As time advanced the country was getting ready for a fight under the guardianship of Gandhi. Gandhi became happy over the change and decided to begin with the next programme for struggle for Swaraj. The political scene all over India was getting change quickly. In Madras the Justice Party was ready for a social change. In the Punjab the Sikhs began an Akali movement to regain the control over their gurudwaras previously managed by the corrupt Mahantas.
The Akalis after heroic campaign captured their Holy Shrines. This movement was sectarian but not communal. The Hindu Mahasava opposed the ego of the Muslim League which was busy in countering the influence of the majority community. The League’s success in obtaining concessions from the Government encouraged Hindu fundamentalists to establish an All India Hindu Organisation in the name of Hindu Mahasava.

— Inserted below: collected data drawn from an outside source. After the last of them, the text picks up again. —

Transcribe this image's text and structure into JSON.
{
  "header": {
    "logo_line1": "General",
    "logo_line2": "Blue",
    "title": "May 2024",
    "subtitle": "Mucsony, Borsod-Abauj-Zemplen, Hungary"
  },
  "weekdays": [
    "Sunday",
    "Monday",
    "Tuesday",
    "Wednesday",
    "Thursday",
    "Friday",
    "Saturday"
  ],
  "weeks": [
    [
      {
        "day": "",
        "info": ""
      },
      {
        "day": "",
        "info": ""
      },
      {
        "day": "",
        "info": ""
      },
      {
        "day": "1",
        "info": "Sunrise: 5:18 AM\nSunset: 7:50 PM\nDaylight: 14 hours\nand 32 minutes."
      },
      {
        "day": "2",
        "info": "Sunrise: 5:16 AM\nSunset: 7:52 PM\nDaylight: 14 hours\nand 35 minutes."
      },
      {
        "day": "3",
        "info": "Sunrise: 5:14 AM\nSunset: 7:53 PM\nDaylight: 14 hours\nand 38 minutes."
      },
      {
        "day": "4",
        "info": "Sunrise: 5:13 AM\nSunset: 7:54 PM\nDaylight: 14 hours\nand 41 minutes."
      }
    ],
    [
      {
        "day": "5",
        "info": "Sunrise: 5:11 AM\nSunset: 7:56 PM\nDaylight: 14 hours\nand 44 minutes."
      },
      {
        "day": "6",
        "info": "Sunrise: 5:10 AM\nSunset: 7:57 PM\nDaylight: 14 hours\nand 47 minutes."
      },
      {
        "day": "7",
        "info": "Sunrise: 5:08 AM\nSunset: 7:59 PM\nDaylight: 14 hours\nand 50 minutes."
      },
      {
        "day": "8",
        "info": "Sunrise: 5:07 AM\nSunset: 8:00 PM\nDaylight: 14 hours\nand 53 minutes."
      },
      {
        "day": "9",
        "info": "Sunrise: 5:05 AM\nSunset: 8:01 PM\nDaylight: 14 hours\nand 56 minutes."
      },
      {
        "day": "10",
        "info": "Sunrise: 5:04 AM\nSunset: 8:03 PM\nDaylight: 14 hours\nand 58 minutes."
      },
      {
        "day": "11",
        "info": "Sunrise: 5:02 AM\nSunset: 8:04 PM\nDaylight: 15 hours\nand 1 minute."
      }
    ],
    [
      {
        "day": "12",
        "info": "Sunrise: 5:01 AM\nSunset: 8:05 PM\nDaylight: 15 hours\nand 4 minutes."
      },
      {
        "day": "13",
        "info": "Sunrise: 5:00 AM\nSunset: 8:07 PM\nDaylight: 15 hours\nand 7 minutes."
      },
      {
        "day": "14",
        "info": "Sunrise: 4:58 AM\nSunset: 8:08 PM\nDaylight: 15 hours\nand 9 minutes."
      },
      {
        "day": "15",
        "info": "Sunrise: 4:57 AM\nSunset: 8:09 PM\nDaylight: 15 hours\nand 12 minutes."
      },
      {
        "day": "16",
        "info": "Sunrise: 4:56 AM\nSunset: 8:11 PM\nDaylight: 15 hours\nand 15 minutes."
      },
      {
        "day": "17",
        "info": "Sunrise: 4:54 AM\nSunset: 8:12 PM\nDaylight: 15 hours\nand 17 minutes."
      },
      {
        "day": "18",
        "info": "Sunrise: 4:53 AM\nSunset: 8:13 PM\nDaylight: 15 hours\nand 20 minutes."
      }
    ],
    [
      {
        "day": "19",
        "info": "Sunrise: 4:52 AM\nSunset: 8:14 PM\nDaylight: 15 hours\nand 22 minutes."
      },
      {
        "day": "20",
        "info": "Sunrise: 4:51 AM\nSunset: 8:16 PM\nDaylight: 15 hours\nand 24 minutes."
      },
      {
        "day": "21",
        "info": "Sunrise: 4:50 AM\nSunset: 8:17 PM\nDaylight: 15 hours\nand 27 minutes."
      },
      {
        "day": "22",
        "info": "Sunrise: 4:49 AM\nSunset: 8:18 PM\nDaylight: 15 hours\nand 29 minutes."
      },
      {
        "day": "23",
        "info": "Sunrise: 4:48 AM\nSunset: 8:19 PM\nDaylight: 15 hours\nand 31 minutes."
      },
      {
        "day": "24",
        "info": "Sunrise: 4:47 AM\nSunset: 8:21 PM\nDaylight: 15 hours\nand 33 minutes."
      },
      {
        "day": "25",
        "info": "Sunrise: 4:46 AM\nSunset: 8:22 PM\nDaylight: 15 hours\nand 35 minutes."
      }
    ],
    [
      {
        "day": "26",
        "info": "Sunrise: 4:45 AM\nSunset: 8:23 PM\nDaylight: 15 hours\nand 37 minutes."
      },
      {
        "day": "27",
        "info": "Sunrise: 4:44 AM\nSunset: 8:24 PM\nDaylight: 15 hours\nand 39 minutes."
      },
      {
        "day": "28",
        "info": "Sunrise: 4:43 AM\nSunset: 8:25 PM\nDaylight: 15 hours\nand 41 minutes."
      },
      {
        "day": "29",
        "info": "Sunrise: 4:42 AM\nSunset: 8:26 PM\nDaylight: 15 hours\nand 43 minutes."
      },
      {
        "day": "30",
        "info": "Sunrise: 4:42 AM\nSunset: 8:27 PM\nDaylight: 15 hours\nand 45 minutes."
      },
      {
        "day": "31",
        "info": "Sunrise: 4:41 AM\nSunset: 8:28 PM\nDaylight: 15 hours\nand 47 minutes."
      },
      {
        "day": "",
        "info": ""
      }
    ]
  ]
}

The result naturally enough aggravated communal tensions.
The workers and Peasants Party came into prominence in 1927. Thus the trade union movements and the peasant’s movements in future had their echoes all over the country. In the midst of all these political activities, on behalf of the labouring class, the communist party became a powerful force in India led and organized by Manabendra nath Roy.
Despite many developments the general condition of the country in 1927 was one of wariness and apathy. Communalism was a festering wound that erupted sporadically in riots and bloodshed. In this unpromising situation the announcement of the formation of the Statutory Commission by the British dropped like a bombshell in India. With the national spirit growing rapidly the Congress and other Political Parties in India felt disappointed with the working of the Indian Act of 1919.
The country became more conscious than ever before. Demands for Self-Government were piling up from every quarter. The British Government therefore decided to make a fresh assessment of the Indian demands and accordingly appointed a parliamentary Commission in November 1927. This Commission with seven members was headed by Sir John Simon.